Ветер и дождь усиливался, и мне с трудом удавалось разглядеть его лицо. Но, от этого прикосновения, меня пронзило болью. Каждый раз, когда этот человек прикасался ко мне, смотрел или же просто обращал свое внимание, меня било разрядом тока. Нет, не подумайте, что это зависело от высоких чувств, наоборот, эти эмоции были подобны каторге. Он воспитал во мне жертву, и теперь, когда он приближался ко мне, мое тело начинало панически содрогаться. Это психология и только. Если ты будешь постоянно давить на человека, делать из него безвольную игрушку, то рано или поздно, он подчиниться тебе. Я не поверила, не подчинилась, а только лишь окружила себя страхом. Страхом перед этим человеком. Хотя мне сложно таковым его назвать. Человек – это слово с большой буквы, но, увы, оно не относиться ни к одному из нас. После того, через что мне пришлось пройти, даже смешно, что я боюсь Марата, больше чем Германа и вожатых. Этот дельфиненок, определенно, местами намеренно, навел на меня ужас.

- Убери свои руки, - повторила я, почти не слыша своего голоса.

Руки его на моих плечах ослабили хватку, но продолжали удерживать на месте. Дельфинята окружили нас, и с любопытством наблюдали, что произойдет дальше. Уверена, большая часть жаждала кровавого зрелища.

- Фокс, брось ты эту замараху! – выступил Тихон, обращаясь к брату. – Если она хочет в карцер, туда ей и дорога! Нечего с ней возиться!

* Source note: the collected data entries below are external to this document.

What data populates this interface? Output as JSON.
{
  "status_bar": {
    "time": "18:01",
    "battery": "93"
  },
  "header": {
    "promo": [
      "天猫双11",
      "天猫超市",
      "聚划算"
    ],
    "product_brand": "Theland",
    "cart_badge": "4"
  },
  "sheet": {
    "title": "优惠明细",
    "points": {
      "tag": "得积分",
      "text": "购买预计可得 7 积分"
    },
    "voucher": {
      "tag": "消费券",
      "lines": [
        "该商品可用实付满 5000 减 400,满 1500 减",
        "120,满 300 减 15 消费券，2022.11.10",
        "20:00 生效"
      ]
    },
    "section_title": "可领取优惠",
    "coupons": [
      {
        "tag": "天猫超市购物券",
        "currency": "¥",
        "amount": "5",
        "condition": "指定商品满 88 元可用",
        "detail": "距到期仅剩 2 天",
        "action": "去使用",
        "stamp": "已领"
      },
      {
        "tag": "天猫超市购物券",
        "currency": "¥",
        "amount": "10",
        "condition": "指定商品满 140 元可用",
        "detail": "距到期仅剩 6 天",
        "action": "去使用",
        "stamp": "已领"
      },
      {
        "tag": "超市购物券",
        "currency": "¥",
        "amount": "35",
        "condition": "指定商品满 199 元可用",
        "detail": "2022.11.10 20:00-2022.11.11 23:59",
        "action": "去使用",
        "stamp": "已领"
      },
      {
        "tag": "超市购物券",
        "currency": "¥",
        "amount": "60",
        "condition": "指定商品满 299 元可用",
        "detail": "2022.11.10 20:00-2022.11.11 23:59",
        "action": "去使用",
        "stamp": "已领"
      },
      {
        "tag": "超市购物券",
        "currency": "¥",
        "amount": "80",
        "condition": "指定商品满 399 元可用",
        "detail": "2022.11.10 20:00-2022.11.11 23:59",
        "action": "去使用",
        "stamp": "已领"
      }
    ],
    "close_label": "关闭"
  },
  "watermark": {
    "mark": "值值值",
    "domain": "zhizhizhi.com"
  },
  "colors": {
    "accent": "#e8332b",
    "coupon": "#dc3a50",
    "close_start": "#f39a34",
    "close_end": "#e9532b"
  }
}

По толпе прошлись возгласы в поддержку словам Тихона. Все были солидарны с ним. А, казалось бы, что нам остается делать? По мне так впасть друг другу в объятья и стать сплоченным коллективом, вопреки жестоким правилам колонии. Но не топтать каждого, кто хоть немного угодил в грязь. Да что там говорить, мы все по уши в ней. Даже странно, что мы пытаемся «съесть» своих же людей, на радость безумному Сико. И только потом мне станет ясно, что это часть эксперимента.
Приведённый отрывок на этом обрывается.